Jess Glynne singles chronology
| "Mind on It" (2018) | "I'll Be There" (2018) | "All I Am" (2018) |

Music video
- "I'll Be There" on YouTube

= I'll Be There (Jess Glynne song) =

"I'll Be There" is a song by English singer-songwriter Jess Glynne. It was released on 4 May 2018 as the first single from her second studio album, Always In Between.

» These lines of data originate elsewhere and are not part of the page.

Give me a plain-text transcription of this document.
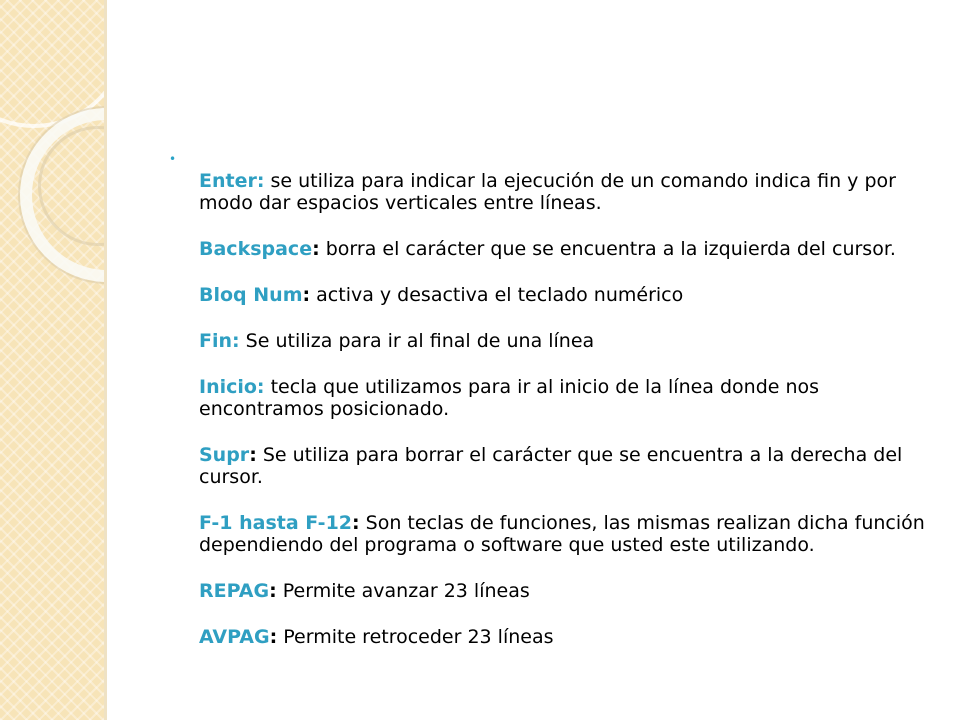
•
Enter: se utiliza para indicar la ejecución de un comando indica fin y por modo dar espacios verticales entre líneas.
Backspace: borra el carácter que se encuentra a la izquierda del cursor.
Bloq Num: activa y desactiva el teclado numérico
Fin: Se utiliza para ir al final de una línea
Inicio: tecla que utilizamos para ir al inicio de la línea donde nos encontramos posicionado.
Supr: Se utiliza para borrar el carácter que se encuentra a la derecha del cursor.
F-1 hasta F-12: Son teclas de funciones, las mismas realizan dicha función dependiendo del programa o software que usted este utilizando.
REPAG: Permite avanzar 23 líneas
AVPAG: Permite retroceder 23 líneas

It reached number one on the UK Singles Chart on 15 June 2018, becoming Glynne's seventh UK number-one single, as also first as lead artist since "Don't Be So Hard on Yourself" in 2015.

==Track listing==

Digital download
| No. | Title | Length |
|---|---|---|
| 1. | "I'll Be There" | 3:13 |

Digital download
| No. | Title | Length |
|---|---|---|
| 1. | "I'll Be There" (Acoustic) | 3:15 |

Digital download
| No. | Title | Length |
|---|---|---|
| 1. | "I'll Be There" (Banx & Ranx Remix) | 3:07 |

Digital download
| No. | Title | Length |
|---|---|---|
| 1. | "I'll Be There" (Cahill Remix) | 3:03 |

==Charts==

===Weekly charts===

| Chart (2018–19) | Peak position |
|---|---|
| Australia (ARIA) | 23 |
| Belgium (Ultratip Bubbling Under Flanders) | 4 |
| Croatia Airplay (HRT) | 1 |
| Czech Republic Airplay (ČNS IFPI) | 36 |
| Czech Republic Singles Digital (ČNS IFPI) | 53 |
| Europe (Euro Digital Songs) | 3 |
| Germany (GfK) | 92 |
| Greece International Digital (IFPI Greece) | 57 |
| Hungary (Rádiós Top 40) | 35 |
| Ireland (IRMA) | 8 |
| Israel (Media Forest) | 5 |
| Mexico Ingles Airplay (Billboard) | 7 |
| New Zealand (Recorded Music NZ) | 28 |
| Romania (Airplay 100) | 32 |
| Scotland Singles (OCC) | 1 |
| Sweden (Sverigetopplistan) | 55 |
| Slovakia Airplay (ČNS IFPI) | 59 |
| Slovakia Singles Digital (ČNS IFPI) | 47 |
| UK Singles (OCC) | 1 |
| US Dance Club Songs (Billboard) | 55 |

=== Year-end charts ===

| Chart (2018) | Position |
|---|---|
| Australia (ARIA) | 72 |
| Iceland (Plötutíóindi) | 80 |
| UK Singles (Official Charts Company) | 34 |

==Certifications==

| Region | Certification | Certified units/sales |
| Australia (ARIA) | 3× Platinum | 210,000^{‡} |
| Canada (Music Canada) | Platinum | 80,000^{‡} |
| Denmark (IFPI Danmark) | Gold | 45,000^{‡} |
| Italy (FIMI) | Gold | 25,000^{‡} |
| New Zealand (RMNZ) | 4× Platinum | 120,000^{‡} |
| Norway (IFPI Norway) | Gold | 30,000^{‡} |
| Poland (ZPAV) | Gold | 25,000^{‡} |
| United Kingdom (BPI) | 3× Platinum | 1,800,000^{‡} |
^{‡} Sales+streaming figures based on certification alone.